The pound fell heavily across the majority of the sixteen most actively traded currencies yesterday as market speculation intensifies as to what if any action the Bank of England (BoE) may take tomorrow at its monthly rate setting meeting. Against a backdrop of an ingrained double-dip recession as evidenced by last week’s shocking GDP figures that showed that the UK economy contracted by 0.7% in the three months to June 2012, the BoE’s monetary policy committee (MPC) will need to decide on whether to cut interest rates in the UK from their already historic low rate of 0.5% which has been in place since March 2009 and/or further boost their bond buying Quantitative Easing (QE) program which was only increased by £50 billion to £325 billion at the July meeting.
The pound was further hit after credit ratings agency Moody’s cut its economic growth forecasts for the UK and warned it was becoming harder for the UK government to stick to its austerity timetable. Moody’s lowered its output growth forecast to 0.4% for this year and 1.8% for 2013. Even so, the forecasts remain more optimistic than the International Monetary Fund’s prediction that the UK economy will grow just 0.2% this year and 1.4% next year. Moody’s kept the UK’s AAA rating with a “negative outlook” unchanged.

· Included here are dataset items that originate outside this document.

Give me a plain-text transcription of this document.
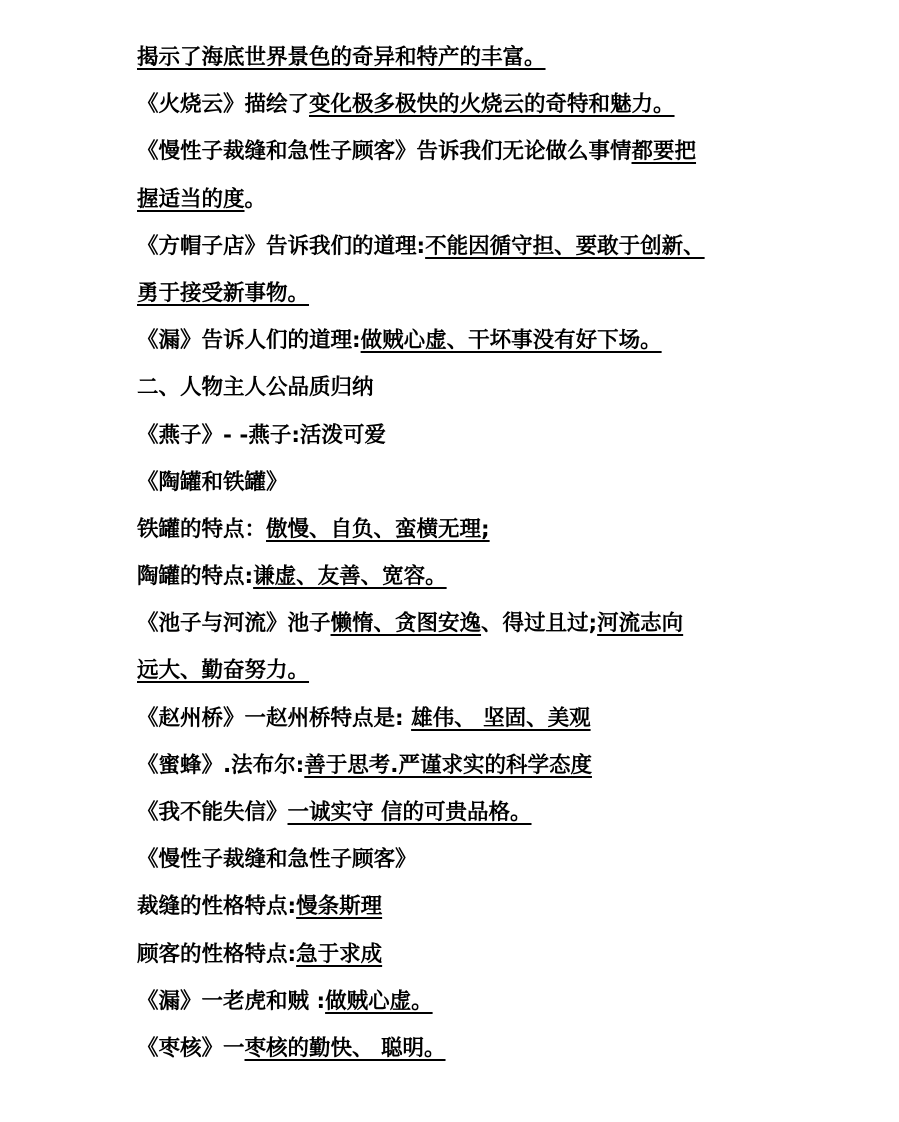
揭示了海底世界景色的奇异和特产的丰富。
《火烧云》描绘了变化极多极快的火烧云的奇特和魅力。
《慢性子裁缝和急性子顾客》告诉我们无论做么事情都要把
握适当的度。
《方帽子店》告诉我们的道理:不能因循守担、要敢于创新、
勇于接受新事物。
《漏》告诉人们的道理:做贼心虚、干坏事没有好下场。
二、人物主人公品质归纳
《燕子》- -燕子:活泼可爱
《陶罐和铁罐》
铁罐的特点：傲慢、自负、蛮横无理;
陶罐的特点:谦虚、友善、宽容。
《池子与河流》池子懒惰、贪图安逸、得过且过;河流志向
远大、勤奋努力。
《赵州桥》一赵州桥特点是: 雄伟、 坚固、美观
《蜜蜂》.法布尔:善于思考.严谨求实的科学态度
《我不能失信》一诚实守 信的可贵品格。
《慢性子裁缝和急性子顾客》
裁缝的性格特点:慢条斯理
顾客的性格特点:急于求成
《漏》一老虎和贼 :做贼心虚。
《枣核》一枣核的勤快、 聪明。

Meanwhile, the Organization for Economic Cooperation and Development (OECD) become the first international body to forecast an outright contraction for the UK economy in 2012.
Christophe Andre, Acting Head of the Organisation for Economic Cooperation and Development’s (OECD) UK desk stated yesterday that “Most of it is really about the external environment – the Euro zone crisis is going to weigh on the UK in the coming months. Under these circumstances you cannot expect much more than very slow growth (…) GDP will probably fall in 2012”.
The euro recovered against both the pound and the US dollar, climbing off 4 year lows against the former and 2 year lows against the latter as the markets continue to anticipate some announcement at tomorrow’s European Central Bank (ECB) meeting following last week’s comments from its President, Mario Draghi that he would do ‘whatever it takes to safeguard the euro’ which is ‘irreversible’.
Yesterday, the Italian Treasury managed to sell €5.48 billion in 5 and 10 year debt, just shy of its €5.5 billion target with the 10 year paper attracting a bid-to-cover ratio of 1.29 for the €2.5 billion auction versus the 1.28 seen the last time around. Yields continue to fall following last week’s comments from Draghi, Merkel and others from 6.19% to 5.96%.
To underline the grave problems in the euro zone, Spanish unemployment continues to hit record levels, moving up from 24.4% in May to 24.63%. The Spanish economy shed 53,500 jobs during the period to bring the total number of unemployed to 5,693,100. In the last year, the number of people without a job has increased by 859,400.